The speed has nothing to do with the consternation. The issues are the smaller scale, busted resource system, and diminished focus on long-term tactics.
I would have thought the speed was linked to those three issues. No?
Not the part where engineers can't assist in construction, as that's due to an as-yet ineradicable bug which made assistance free.
That hasn't stopped you from making sweeping generalisations about it. FA is only slow in singleplayer. But even then I liked the slow-burn nature, thanks.
Well, fair enough on the first, but I'm not seeing the strategic depth in singleplayer. Build a bunch of T2 pd and T3 SAMs and shields and your stuff doesn't die. Build a bunch of experimentals and maybe some T3s if you feel like it and all of their stuff does die--although the commander builds fast enough to alleviate some of my problems with the pacing. Maybe some of the later missions will throw something different at me.

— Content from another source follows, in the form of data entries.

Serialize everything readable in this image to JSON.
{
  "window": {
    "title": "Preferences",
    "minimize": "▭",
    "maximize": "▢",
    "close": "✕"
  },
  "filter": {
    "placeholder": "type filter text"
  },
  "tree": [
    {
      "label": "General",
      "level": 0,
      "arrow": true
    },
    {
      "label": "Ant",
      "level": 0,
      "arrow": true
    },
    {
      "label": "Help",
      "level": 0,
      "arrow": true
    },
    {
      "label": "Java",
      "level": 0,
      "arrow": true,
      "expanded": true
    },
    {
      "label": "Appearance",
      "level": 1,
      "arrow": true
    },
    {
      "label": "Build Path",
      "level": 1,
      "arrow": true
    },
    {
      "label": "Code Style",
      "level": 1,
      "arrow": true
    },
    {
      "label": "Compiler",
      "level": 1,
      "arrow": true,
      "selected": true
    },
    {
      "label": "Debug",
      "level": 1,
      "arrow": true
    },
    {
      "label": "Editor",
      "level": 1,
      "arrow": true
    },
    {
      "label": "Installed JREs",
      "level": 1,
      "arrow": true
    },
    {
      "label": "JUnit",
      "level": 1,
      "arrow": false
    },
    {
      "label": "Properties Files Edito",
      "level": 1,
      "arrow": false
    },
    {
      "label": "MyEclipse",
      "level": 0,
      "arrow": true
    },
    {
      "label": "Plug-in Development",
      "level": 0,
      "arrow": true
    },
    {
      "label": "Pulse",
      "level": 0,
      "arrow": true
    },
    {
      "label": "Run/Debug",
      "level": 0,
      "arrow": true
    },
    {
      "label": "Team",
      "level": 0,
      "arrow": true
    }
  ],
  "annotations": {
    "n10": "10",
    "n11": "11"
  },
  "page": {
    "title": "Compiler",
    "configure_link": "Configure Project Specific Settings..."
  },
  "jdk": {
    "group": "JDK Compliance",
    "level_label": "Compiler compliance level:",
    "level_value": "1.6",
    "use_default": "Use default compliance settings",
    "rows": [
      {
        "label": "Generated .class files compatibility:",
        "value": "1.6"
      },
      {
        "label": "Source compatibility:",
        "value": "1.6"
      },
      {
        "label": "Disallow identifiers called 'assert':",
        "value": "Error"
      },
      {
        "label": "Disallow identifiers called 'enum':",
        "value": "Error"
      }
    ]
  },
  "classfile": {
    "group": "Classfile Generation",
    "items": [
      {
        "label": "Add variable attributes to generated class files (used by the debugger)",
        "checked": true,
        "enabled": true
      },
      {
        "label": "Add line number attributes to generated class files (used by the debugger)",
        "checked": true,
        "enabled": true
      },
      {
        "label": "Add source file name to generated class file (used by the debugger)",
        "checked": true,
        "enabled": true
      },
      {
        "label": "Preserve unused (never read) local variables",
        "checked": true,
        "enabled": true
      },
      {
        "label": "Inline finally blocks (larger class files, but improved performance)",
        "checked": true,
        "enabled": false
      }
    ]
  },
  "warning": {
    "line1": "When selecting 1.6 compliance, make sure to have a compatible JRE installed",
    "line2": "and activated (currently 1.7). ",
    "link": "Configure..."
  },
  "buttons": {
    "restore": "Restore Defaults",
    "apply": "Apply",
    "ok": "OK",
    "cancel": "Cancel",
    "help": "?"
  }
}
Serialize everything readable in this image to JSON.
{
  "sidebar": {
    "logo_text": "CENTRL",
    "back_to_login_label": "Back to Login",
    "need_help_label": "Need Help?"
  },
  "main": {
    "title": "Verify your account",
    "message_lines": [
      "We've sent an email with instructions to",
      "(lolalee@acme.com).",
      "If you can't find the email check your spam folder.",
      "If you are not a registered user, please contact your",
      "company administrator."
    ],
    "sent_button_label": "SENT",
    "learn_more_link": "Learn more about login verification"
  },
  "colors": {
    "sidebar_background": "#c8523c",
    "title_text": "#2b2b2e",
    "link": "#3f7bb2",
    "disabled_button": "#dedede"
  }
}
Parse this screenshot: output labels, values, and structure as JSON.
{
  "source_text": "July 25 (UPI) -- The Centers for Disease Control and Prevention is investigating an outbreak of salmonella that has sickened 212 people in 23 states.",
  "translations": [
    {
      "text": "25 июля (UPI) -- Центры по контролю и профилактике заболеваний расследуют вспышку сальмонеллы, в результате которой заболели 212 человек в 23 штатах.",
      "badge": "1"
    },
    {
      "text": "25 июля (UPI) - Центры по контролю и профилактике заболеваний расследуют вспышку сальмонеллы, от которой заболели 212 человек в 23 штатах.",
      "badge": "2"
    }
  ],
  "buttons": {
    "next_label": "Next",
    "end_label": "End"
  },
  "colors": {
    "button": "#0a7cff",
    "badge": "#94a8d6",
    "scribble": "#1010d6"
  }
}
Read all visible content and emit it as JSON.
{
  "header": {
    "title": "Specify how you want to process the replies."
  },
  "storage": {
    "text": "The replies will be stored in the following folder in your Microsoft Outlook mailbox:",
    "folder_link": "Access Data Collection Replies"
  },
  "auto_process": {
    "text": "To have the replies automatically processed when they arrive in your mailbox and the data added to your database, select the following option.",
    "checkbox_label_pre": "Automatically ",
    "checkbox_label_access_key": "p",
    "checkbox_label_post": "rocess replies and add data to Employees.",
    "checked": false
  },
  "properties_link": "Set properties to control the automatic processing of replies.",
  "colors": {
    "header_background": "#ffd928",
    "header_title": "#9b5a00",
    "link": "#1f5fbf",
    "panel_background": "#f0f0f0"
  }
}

For the second, well. I have enough multiplayer games on my plate that I'm unlikely to ever get around to FA multi, at least until I get bored of L4D2, which will be never. Unless one of you kids wants to show a douchetastic noob the ropes, but even then.
Improvement isn't really the word - that's like saying the console Baldur's Gate games were improvements on the PC series. They appeal to different audiences. That's clear enough considering most everyone who likes SupCom 2 didn't play the original.
True. I was shocked when my first game of DoWII took, like, eight minutes. And then, after it started pitting me against people of roughly equivalent skill, I realized I
really liked the fact that I could play three to six games in an hour. I totally switched teams at that point, and so the different pacings of SC2 and 1? Yeah, the latter appeals to me a lot more these days.
I wonder how I'd feel if I fired up CivIV again. hmm.